When should topical antibiotics be used?

  • Antibiotic eye drops or ointment may be used to treat discharge or mattering around the eye. The medication does not open the blocked tear duct and symptoms often recur when the eye drops are discontinued.

When should tear duct probing be performed?

  • If the tear duct remains blocked after one year of age, a nasolacrimal duct probing may be performed.

How does tear duct probing work?

  • A smooth probe (resembling a thin straight wire) is gently passed through the tear duct and into the nose. Using probes of progressively larger diameters can widen a tear duct system.

What type of anaesthesia is used for tear duct probing?

  • Some younger children have a tear duct probing done in the office using topical anaesthetic drops. Older children usually have a brief general anaesthetic in an outpatient surgery setting. Sometimes a tube (stent) is placed in the nasolacrimal system while a child is asleep to prevent recurrence of tearing.

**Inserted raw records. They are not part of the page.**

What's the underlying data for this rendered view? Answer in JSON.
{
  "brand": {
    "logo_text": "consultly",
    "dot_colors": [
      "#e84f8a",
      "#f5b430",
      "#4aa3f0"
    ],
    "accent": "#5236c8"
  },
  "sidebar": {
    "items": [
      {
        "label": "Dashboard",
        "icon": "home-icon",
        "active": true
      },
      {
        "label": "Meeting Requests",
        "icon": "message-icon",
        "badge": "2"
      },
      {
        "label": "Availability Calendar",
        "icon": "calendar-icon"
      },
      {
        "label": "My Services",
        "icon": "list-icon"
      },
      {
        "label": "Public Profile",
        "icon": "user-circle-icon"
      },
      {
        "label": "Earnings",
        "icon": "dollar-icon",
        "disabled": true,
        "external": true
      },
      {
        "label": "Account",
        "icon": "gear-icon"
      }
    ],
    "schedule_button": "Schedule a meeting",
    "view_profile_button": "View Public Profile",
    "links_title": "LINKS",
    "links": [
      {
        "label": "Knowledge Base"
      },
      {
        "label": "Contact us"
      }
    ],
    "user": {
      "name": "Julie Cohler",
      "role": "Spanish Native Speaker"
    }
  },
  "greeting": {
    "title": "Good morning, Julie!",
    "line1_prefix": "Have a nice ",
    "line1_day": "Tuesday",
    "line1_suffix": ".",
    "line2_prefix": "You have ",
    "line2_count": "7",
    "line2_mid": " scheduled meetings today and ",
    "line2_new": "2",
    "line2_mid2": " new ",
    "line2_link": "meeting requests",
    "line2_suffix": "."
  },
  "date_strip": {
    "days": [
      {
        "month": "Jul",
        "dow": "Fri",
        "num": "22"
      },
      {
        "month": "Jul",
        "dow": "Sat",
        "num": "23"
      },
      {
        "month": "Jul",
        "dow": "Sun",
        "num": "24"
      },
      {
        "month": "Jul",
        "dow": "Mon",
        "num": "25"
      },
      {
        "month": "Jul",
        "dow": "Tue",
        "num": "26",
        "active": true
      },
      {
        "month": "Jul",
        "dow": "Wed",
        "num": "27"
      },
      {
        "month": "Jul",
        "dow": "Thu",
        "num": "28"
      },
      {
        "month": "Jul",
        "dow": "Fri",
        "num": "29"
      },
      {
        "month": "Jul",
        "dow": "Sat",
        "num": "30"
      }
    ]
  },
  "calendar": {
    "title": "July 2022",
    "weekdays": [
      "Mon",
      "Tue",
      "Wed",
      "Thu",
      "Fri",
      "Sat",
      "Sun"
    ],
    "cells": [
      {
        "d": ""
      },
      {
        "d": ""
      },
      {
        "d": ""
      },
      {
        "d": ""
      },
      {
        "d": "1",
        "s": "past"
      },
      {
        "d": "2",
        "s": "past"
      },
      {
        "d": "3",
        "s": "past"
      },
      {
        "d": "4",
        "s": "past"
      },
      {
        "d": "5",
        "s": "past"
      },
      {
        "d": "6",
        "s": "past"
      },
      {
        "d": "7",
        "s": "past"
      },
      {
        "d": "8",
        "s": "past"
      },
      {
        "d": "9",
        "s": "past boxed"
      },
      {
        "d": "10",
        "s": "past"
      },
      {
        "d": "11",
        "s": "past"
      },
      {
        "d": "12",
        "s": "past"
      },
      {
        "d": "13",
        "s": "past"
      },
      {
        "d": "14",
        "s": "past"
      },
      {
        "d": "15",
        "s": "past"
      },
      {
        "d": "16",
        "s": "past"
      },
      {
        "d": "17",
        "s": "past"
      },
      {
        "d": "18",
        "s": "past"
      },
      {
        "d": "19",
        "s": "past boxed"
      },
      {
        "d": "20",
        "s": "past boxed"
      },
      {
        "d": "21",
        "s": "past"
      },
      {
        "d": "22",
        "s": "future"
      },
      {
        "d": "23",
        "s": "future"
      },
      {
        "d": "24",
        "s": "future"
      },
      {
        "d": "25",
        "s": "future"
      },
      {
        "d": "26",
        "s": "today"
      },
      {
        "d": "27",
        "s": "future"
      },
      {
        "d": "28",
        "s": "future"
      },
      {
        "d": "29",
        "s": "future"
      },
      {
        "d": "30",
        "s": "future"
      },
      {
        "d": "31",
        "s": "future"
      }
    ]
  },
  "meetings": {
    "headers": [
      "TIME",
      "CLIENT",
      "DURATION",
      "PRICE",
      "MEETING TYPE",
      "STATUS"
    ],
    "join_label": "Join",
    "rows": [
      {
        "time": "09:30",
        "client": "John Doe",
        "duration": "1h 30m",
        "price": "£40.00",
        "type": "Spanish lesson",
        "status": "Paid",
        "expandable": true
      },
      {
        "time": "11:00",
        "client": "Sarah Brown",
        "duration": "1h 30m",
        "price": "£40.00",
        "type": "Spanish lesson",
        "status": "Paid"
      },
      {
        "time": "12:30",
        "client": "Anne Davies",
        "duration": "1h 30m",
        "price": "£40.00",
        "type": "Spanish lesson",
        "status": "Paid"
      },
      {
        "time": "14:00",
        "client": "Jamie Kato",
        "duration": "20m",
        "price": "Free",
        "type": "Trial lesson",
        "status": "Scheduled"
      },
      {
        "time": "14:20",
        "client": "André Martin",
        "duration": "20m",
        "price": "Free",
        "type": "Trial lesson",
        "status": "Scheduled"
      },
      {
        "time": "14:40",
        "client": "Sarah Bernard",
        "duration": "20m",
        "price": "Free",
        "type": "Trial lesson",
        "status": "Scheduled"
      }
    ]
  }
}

How successful is tear duct probing?

  • Tear duct probing is generally very successful. Additional procedures with enhancements are sometimes necessary. In some cases, a more involved operation may be needed to open the tear duct system (dacryocystorhinostomy, DCR).

Entropion & Ectropion

Entropion

Entropion (inversion of an eyelid) is caused by age-related tissue relaxation, postinfectious changes (particularlytrachoma), posttraumatic changes, or blepharospasm. Eyelashes rub against the eyeball and may lead to corneal ulceration and scarring. Symptoms can include foreign body sensation, tearing, and red eye. Diagnosis is clinical. Definitive treatment is surgery.

Ectropion

Ectropion (eversion of the lower eyelid) is caused by age-related tissue relaxation, cranial nerve VII palsy, and posttraumatic or postsurgical changes. Symptoms are tearing (due to poor drainage of tears through the nasolacrimal system, which may no longer contact the eyeball) and symptoms of dry eyes. Diagnosis is clinical. Symptomatic treatment can include tear supplements and, at night, ocular lubricants; definitive treatment is surgery.